Re: MTIME update frequency


Ved Shanbhogue
 

On Wed, Nov 17, 2021 at 09:15:55AM -0800, Greg Favor wrote:
On Wed, Nov 17, 2021 at 5:09 AM Ved Shanbhogue <ved@...> wrote:

So synchronizing time between hart, dies or multiple sockets is an
engineering problem. The architecture should not restrict the
implementation to achieve the 1ns resolution. Synchronizing such counters
even at much higher frequencies has been acheived in several
implementations.

I find Lamport's paper
http://lamport.azurewebsites.net/pubs/time-clocks.pdf is a good reference
on this topic of time, clocks and ordering of events in a distributed
system. The goal of such synchronization would be for the the system to
acheive the property that - if an event a occurs before event b then a
should happen at an earlier time than b. If that needs bounding to 1 tick
or bounding to the latency of a fastest hart-to-hart transfer should be an
engineering problem.

I agree that there are established time synchronization techniques,
although where they are used today, they don't achieve or try to achieve
1ns accuracy.

Taking a constrained example within a single die and if one avoids trying
to synchronize time across all harts in the die by simply distributing time
to all harts in a tightly balanced manner (so as to satisfy the
synchronization requirement), doing even that to less than 1ns of accuracy
can be challenging in the face of any async boundary crossings (especially
if one has more than one crossing from mtime out to all the hart's time),
in the face of dynamic power management (DVFS) of cores and non-core, and
in the face of other little engineering details. Although not impossible.
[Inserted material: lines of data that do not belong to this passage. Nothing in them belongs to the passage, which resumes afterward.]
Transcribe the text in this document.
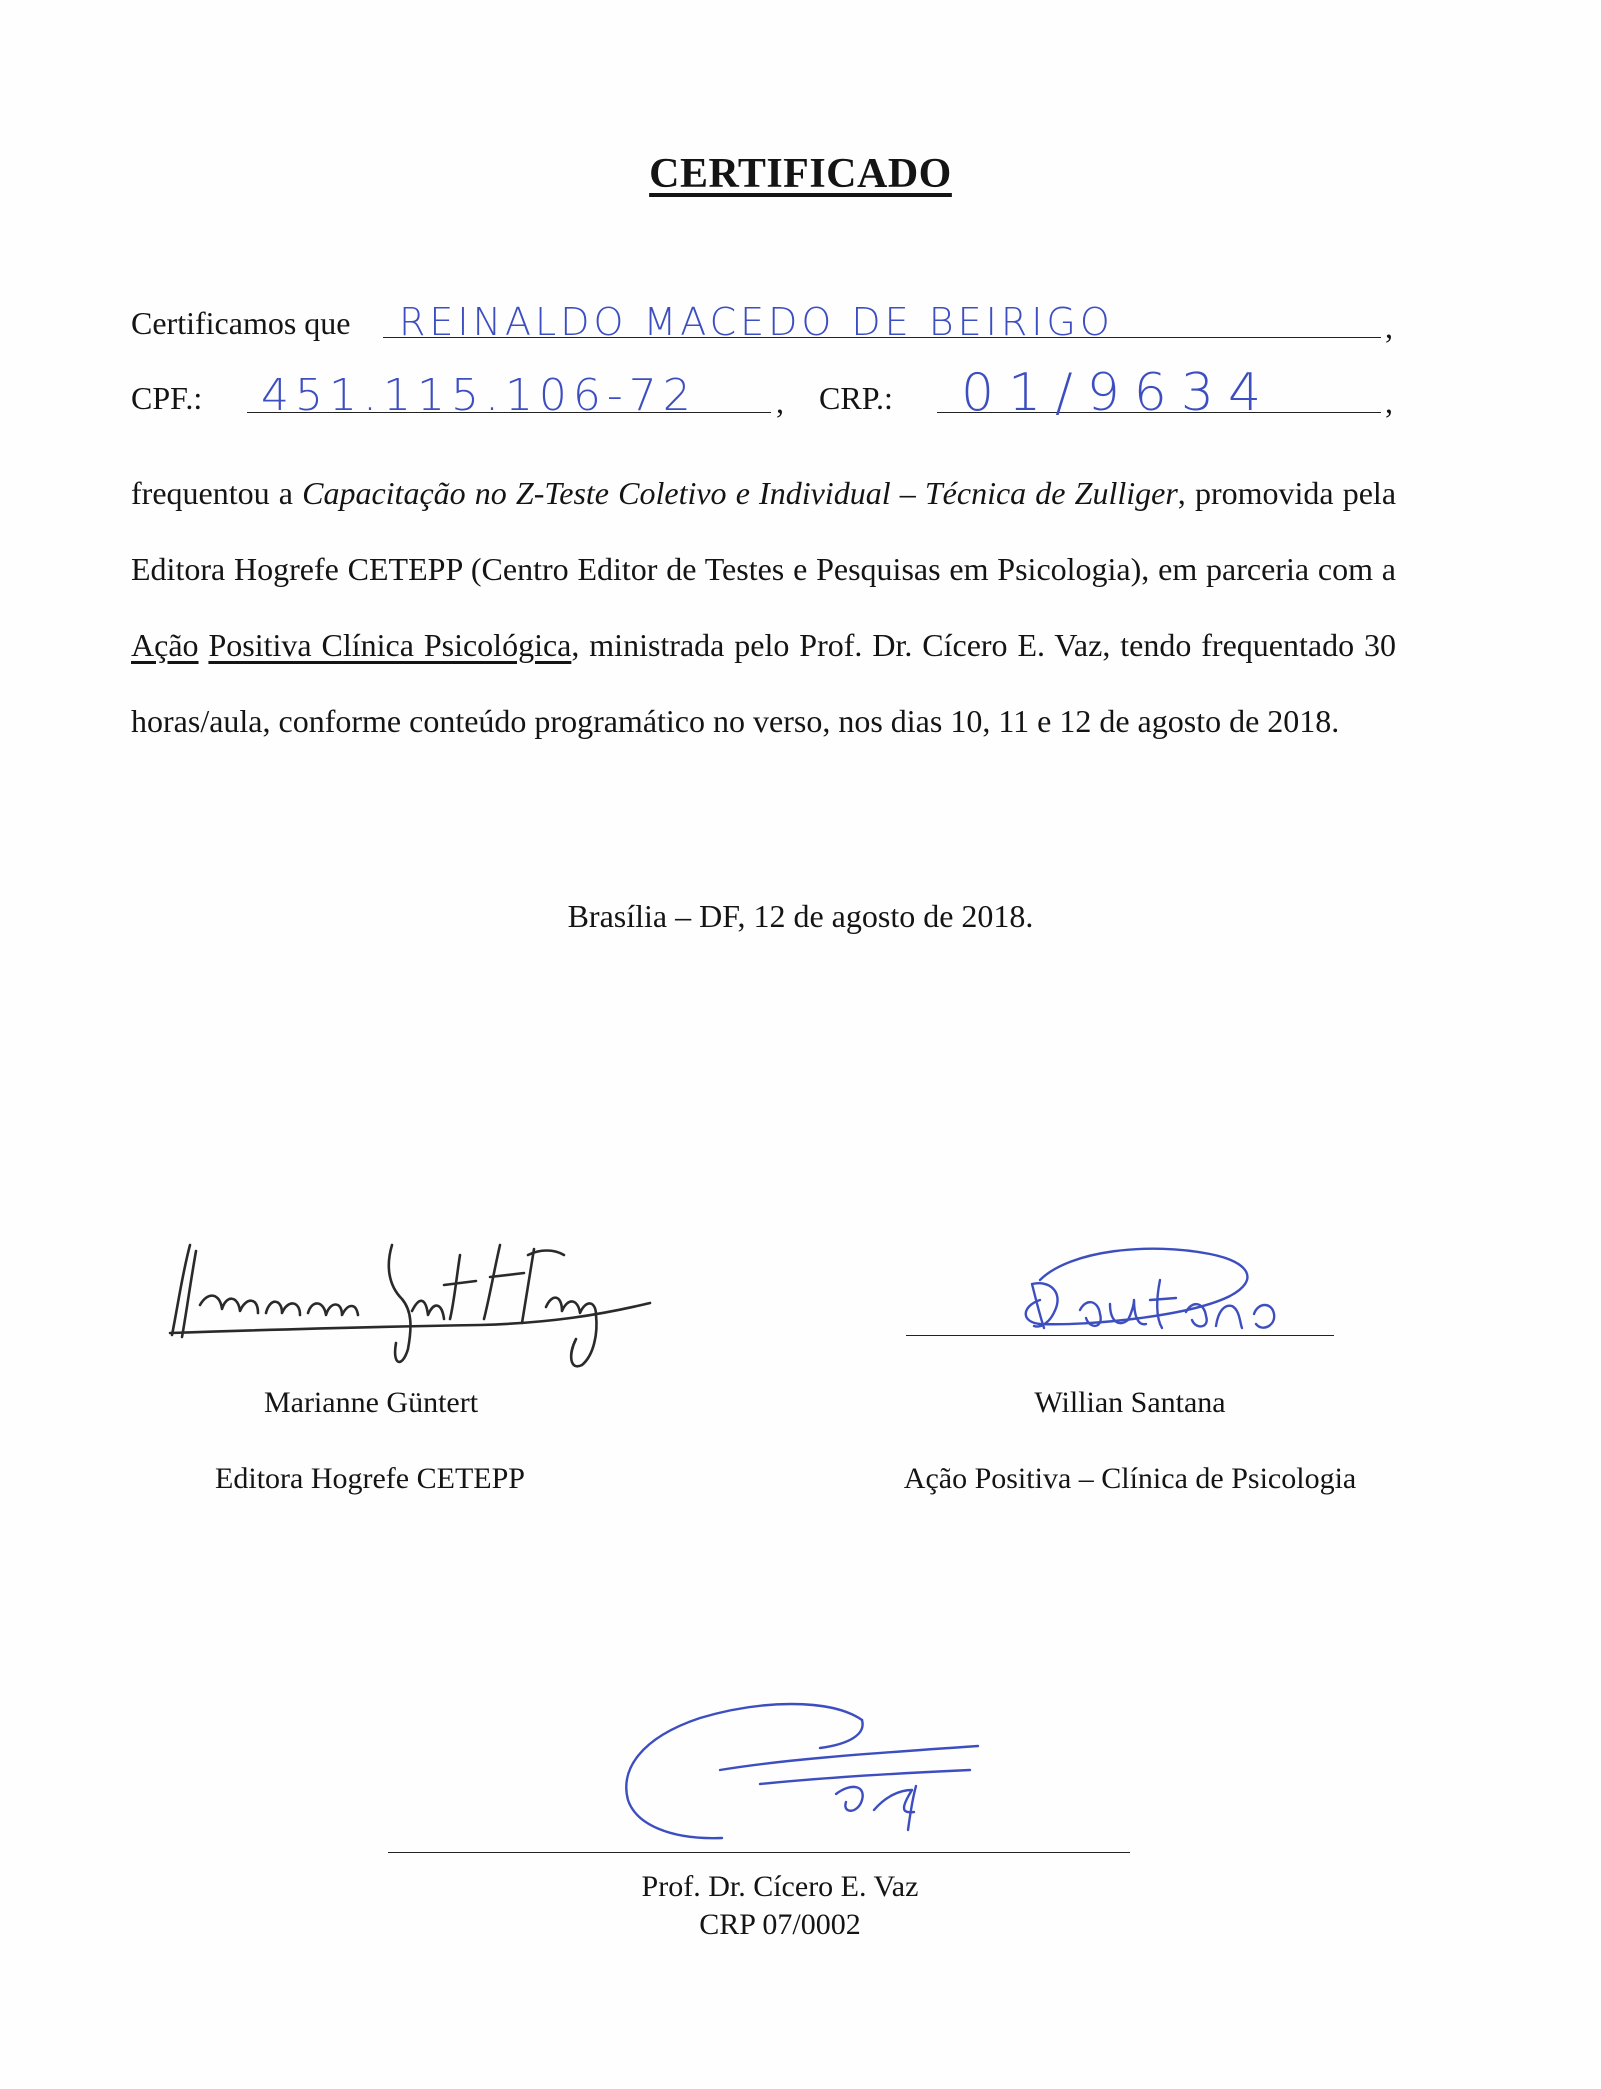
CERTIFICADO
Certificamos que REINALDO MACEDO DE BEIRIGO	,
CPF.: 451.115.106-72 , CRP.: 01/9634	,
frequentou a Capacitação no Z-Teste Coletivo e Individual – Técnica de Zulliger, promovida pela Editora Hogrefe CETEPP (Centro Editor de Testes e Pesquisas em Psicologia), em parceria com a Ação Positiva Clínica Psicológica, ministrada pelo Prof. Dr. Cícero E. Vaz, tendo frequentado 30 horas/aula, conforme conteúdo programático no verso, nos dias 10, 11 e 12 de agosto de 2018.
Brasília – DF, 12 de agosto de 2018.
Marianne Güntert
Editora Hogrefe CETEPP
Willian Santana
Ação Positiva – Clínica de Psicologia
Prof. Dr. Cícero E. Vaz
CRP 07/0002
One technique some use in higher-end designs is to interpolate or up-sample
from a timebase to a higher resolution and update rate - for where ns and
sub-ns resolution is needed for certain purposes (without needing sub-1ns
accuracy across harts). This avoids needing to do tight synchronization or
distribution of the timebase itself to such high resolution and update rate.
Agree. Standard protocols like IEEE 1588 may also be used to acheive fine synchronization with a distributed time. Having distributed but synchronized time may avoid needing to send a large time bus across the die and have to deal with issues you highlight such as async crossings, spread-spectrum, dvfs, etc.

Besides harts, some systems would also want to ensure time synchronization between harts and accelerators and PCIe - e.g. support precision time measurement (PTM), time sensitive networking for automotive/industrial/financial apps, etc.